Strava Jeff, inspired by a Velocity Cycling Club ride he'd heard about, came up with the idea of a day-long, all-asphalt ride around the edges of the Edmonton, visiting as many small airports as possible. He pitched it as a kind of Airports Gran Fondo, with a randonee component, where we'd take pics of ourselves and/or our bikes at each of the airports en route.
But seeing as how it was just him and me doing the thing, the "Gran Fondo" name seemed a bit of a reach. So we re-branded, as they say, and called this ride the Airports Century: 100 miles and 5 small airports to the north, east, and south of the city. By the time we finished, however, we'd come up with yet another name for this endeavor: the Windsock 100.

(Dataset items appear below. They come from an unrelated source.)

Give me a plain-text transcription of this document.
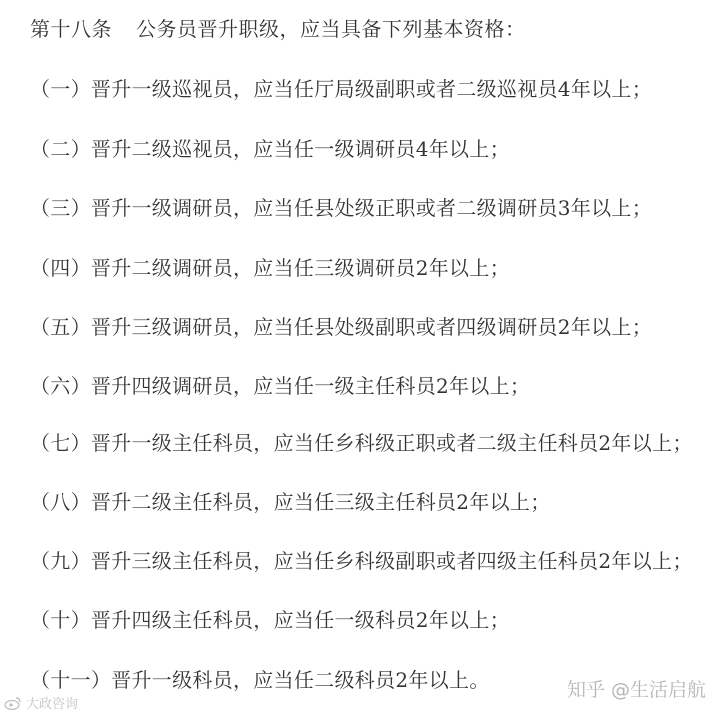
第十八条 公务员晋升职级，应当具备下列基本资格：
（一）晋升一级巡视员，应当任厅局级副职或者二级巡视员4年以上；
（二）晋升二级巡视员，应当任一级调研员4年以上；
（三）晋升一级调研员，应当任县处级正职或者二级调研员3年以上；
（四）晋升二级调研员，应当任三级调研员2年以上；
（五）晋升三级调研员，应当任县处级副职或者四级调研员2年以上；
（六）晋升四级调研员，应当任一级主任科员2年以上；
（七）晋升一级主任科员，应当任乡科级正职或者二级主任科员2年以上；
（八）晋升二级主任科员，应当任三级主任科员2年以上；
（九）晋升三级主任科员，应当任乡科级副职或者四级主任科员2年以上；
（十）晋升四级主任科员，应当任一级科员2年以上；
（十一）晋升一级科员，应当任二级科员2年以上。	知乎 @生活启航
大政咨询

1. Our first airport was the Canadian Forces Base, a straight shot north of the city. The airstrip is hard to see from the fenced edges of the garrison, so we settled for a photo of this tank because hey, it's a tank.
2. From there it was a wind-aided blast east to the Josephburg Aerodrome, just east of Fort Saskatchewan. The old wind sock here, like the flag, was full, pointing straight east, promising a grind on our way back to the city.
3. Then south to Twin Island Air Park, a tiny, grassy airstrip south of Sherwood Park. Although the landing area is small, the windsock is huge, the biggest we saw that day, a classic attempt at compensating for an undersized runway?
4. Cooking Lake Airport, which, strangely, is only a few miles south of Twin Island (is this the capital's Airport District?), is surprisingly expansive--and old. The website claims that this is the oldest public airport in Canada and that it was used by famous bush pilots like Punch Dickens and Wop May. The day we stopped by, it was quiet there. We gathered up what energy we had left and headed back into the wind.